On a roof in the Old City
Laundry hanging in the late afternoon sunlight:
The white sheet of a woman who is my enemy,
The towel of a man who is my enemy,
To wipe off the sweat of his brow.

In the sky of the Old City
A kite.
At the other end of the string,
A child
I can’t see
Because of the wall.

We have put up many flags,
They have put up many flags.
To make us think that they’re happy.
To make them think that we’re happy.

Yehuda Amichai
Translated by Irena Gordon
From A Touch of Grace

We discussed who the speaker in the poem might be, why he or she would refer to the woman and the man as enemies, why the groups of people might want to make the other think they were happy, and what emotions they might actually be feeling.

In the last few minutes of class I asked students to what connections they had been able to make between the poem and the maps. (They submitted their responses using a Google form, but we could have also used note cards.) A few of their reflections:

The poem helped me understand the map better because it is a perspective of somebody who had actually lived there so it helped me find a good image of how it would be like to live there. The map was basically the same as the poem just flipped around, both together made it easier to understand.

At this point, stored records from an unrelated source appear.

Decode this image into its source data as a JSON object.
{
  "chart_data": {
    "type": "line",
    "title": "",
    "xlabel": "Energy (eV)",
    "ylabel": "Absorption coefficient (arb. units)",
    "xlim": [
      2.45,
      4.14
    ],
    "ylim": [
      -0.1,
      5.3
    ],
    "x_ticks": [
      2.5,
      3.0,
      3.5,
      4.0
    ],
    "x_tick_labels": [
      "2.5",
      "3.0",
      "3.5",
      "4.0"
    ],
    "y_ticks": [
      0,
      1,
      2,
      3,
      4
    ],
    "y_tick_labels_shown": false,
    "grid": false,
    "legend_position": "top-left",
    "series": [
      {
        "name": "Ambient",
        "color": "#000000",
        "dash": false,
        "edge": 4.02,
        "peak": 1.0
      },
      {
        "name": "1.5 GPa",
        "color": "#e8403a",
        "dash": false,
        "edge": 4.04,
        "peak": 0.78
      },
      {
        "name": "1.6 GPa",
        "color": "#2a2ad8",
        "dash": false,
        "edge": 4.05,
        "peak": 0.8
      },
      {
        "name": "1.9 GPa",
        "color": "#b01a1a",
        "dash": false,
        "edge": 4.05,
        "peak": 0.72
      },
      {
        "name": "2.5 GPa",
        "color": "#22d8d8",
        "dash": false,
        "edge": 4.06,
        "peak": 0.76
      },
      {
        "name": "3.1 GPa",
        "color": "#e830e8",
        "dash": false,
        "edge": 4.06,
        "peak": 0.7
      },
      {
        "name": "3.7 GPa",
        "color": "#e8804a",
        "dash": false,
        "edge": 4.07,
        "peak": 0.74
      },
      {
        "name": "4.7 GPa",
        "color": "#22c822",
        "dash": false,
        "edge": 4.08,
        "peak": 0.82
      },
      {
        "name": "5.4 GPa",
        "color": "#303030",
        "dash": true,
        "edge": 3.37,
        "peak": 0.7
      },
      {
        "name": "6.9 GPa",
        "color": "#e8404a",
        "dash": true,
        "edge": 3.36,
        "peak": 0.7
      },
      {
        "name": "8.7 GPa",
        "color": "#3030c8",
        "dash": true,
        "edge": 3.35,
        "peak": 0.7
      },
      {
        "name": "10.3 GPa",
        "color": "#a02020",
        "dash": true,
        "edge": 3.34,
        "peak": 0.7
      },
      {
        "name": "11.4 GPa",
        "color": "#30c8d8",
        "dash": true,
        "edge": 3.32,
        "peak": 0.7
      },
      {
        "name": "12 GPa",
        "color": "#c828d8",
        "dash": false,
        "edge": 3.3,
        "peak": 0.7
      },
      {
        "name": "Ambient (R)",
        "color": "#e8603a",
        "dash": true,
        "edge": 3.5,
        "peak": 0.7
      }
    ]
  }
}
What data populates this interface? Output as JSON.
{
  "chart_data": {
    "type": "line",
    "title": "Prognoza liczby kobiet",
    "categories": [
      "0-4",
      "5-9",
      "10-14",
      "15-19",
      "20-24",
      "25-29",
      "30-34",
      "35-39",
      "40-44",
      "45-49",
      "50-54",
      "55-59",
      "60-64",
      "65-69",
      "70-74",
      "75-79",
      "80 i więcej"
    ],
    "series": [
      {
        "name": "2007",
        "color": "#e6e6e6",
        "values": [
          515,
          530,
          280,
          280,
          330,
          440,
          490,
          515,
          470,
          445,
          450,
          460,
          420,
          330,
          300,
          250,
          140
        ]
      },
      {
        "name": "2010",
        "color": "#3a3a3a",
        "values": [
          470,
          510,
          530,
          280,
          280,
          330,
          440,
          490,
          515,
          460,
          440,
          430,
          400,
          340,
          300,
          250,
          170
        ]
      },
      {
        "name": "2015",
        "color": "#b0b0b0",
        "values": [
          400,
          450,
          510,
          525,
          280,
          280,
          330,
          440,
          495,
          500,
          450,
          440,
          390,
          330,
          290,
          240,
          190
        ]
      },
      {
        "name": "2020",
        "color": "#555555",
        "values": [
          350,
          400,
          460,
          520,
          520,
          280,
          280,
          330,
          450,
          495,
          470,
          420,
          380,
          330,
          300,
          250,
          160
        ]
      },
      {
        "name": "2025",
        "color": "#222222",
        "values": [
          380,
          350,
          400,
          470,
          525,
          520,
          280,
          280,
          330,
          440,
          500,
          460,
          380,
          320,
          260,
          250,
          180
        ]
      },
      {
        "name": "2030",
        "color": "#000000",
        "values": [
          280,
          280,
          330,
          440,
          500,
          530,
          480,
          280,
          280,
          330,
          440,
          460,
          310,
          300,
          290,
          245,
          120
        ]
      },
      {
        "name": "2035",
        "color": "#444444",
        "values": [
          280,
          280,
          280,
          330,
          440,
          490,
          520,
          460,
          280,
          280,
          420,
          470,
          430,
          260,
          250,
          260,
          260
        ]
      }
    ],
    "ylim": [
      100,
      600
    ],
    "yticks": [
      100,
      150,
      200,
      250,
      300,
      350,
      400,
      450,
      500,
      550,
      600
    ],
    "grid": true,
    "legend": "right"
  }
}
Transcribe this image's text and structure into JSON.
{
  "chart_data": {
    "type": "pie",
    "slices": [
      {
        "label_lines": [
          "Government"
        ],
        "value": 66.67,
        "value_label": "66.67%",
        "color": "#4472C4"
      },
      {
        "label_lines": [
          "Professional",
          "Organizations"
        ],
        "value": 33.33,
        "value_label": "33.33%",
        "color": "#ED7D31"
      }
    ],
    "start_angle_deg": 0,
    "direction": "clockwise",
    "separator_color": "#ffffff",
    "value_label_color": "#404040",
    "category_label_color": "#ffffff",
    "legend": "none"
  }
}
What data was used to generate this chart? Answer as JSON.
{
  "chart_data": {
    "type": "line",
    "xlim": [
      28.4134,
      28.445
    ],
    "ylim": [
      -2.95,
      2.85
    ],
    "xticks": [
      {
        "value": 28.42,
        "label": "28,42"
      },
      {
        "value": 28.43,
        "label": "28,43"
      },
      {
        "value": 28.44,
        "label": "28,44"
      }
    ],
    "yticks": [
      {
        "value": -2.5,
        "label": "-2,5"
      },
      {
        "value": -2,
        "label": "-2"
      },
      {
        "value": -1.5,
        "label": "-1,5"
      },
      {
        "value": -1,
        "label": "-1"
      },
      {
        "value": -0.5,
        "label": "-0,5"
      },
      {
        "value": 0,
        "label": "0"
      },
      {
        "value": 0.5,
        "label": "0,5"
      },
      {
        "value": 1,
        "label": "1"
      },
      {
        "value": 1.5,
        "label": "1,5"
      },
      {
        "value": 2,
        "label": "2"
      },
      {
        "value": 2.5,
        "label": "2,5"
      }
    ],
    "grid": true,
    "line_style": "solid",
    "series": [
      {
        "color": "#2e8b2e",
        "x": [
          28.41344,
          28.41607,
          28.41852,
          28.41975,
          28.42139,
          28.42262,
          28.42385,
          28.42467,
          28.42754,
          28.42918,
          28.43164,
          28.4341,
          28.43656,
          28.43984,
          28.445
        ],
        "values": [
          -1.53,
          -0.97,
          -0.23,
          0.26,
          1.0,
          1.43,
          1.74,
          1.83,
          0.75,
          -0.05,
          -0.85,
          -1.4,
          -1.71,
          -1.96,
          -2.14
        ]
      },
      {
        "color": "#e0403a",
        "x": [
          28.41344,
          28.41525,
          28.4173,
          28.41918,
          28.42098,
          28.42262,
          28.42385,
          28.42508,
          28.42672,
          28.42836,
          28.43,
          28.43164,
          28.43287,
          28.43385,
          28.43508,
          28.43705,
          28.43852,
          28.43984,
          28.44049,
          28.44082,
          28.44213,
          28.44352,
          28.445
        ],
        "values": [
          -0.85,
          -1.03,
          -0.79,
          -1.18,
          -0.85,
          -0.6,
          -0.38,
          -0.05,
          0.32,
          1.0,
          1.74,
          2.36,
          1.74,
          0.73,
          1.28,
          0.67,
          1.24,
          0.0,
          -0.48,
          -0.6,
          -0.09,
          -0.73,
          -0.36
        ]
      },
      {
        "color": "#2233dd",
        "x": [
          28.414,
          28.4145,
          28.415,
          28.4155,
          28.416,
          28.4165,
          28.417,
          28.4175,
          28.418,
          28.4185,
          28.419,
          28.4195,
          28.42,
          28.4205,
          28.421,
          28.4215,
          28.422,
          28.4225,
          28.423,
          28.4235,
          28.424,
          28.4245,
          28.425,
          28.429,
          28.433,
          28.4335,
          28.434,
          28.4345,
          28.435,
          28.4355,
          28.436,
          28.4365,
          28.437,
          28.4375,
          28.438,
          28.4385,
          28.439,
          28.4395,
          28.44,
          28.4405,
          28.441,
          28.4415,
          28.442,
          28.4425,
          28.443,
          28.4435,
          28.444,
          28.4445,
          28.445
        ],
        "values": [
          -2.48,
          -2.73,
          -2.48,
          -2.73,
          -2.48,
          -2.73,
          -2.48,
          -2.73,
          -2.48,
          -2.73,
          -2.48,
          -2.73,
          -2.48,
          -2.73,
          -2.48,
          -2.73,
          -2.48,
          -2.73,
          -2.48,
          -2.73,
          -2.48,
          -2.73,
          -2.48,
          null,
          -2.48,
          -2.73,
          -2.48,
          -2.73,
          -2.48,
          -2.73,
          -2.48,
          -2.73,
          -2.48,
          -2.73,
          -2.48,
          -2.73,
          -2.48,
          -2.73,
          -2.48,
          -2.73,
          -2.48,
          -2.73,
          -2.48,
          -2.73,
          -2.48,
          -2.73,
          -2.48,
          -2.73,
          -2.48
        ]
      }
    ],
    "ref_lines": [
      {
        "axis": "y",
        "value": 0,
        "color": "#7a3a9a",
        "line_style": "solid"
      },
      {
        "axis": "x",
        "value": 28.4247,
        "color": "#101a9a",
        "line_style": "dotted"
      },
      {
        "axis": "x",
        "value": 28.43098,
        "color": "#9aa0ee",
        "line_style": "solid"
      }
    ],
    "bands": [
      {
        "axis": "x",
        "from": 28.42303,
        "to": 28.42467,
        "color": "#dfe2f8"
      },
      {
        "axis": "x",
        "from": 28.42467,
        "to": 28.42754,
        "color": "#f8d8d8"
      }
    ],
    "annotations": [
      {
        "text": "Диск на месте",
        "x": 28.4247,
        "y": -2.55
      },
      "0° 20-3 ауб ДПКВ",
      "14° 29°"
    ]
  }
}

The poem helped me understand the map because I realized that the relationships between different groups was weakened by the fact that the groups are so close together. The map helped me understand the poem because if I did not know about the walls of the Old City, I wouldn’t have realized why the person felt so confined and sad.

The map helped me understand the poem because if I didn’t see the map I wouldn’t have understood the poem at all. I wouldn’t be able to understand the poem without the map because the kid with the kite wouldn’t have made sense.

If I had read the poem without seeing the map, I would of never known what the author meant about a wall. The poem helped me understand the tight feelings between Palestinians and Israelis.

Both together made it easier to understand.” Yes, that’s it! The world is a more intelligible, rich place when we avoiding limiting ourselves and our students to subject-specific lenses.

What threads are you twining together?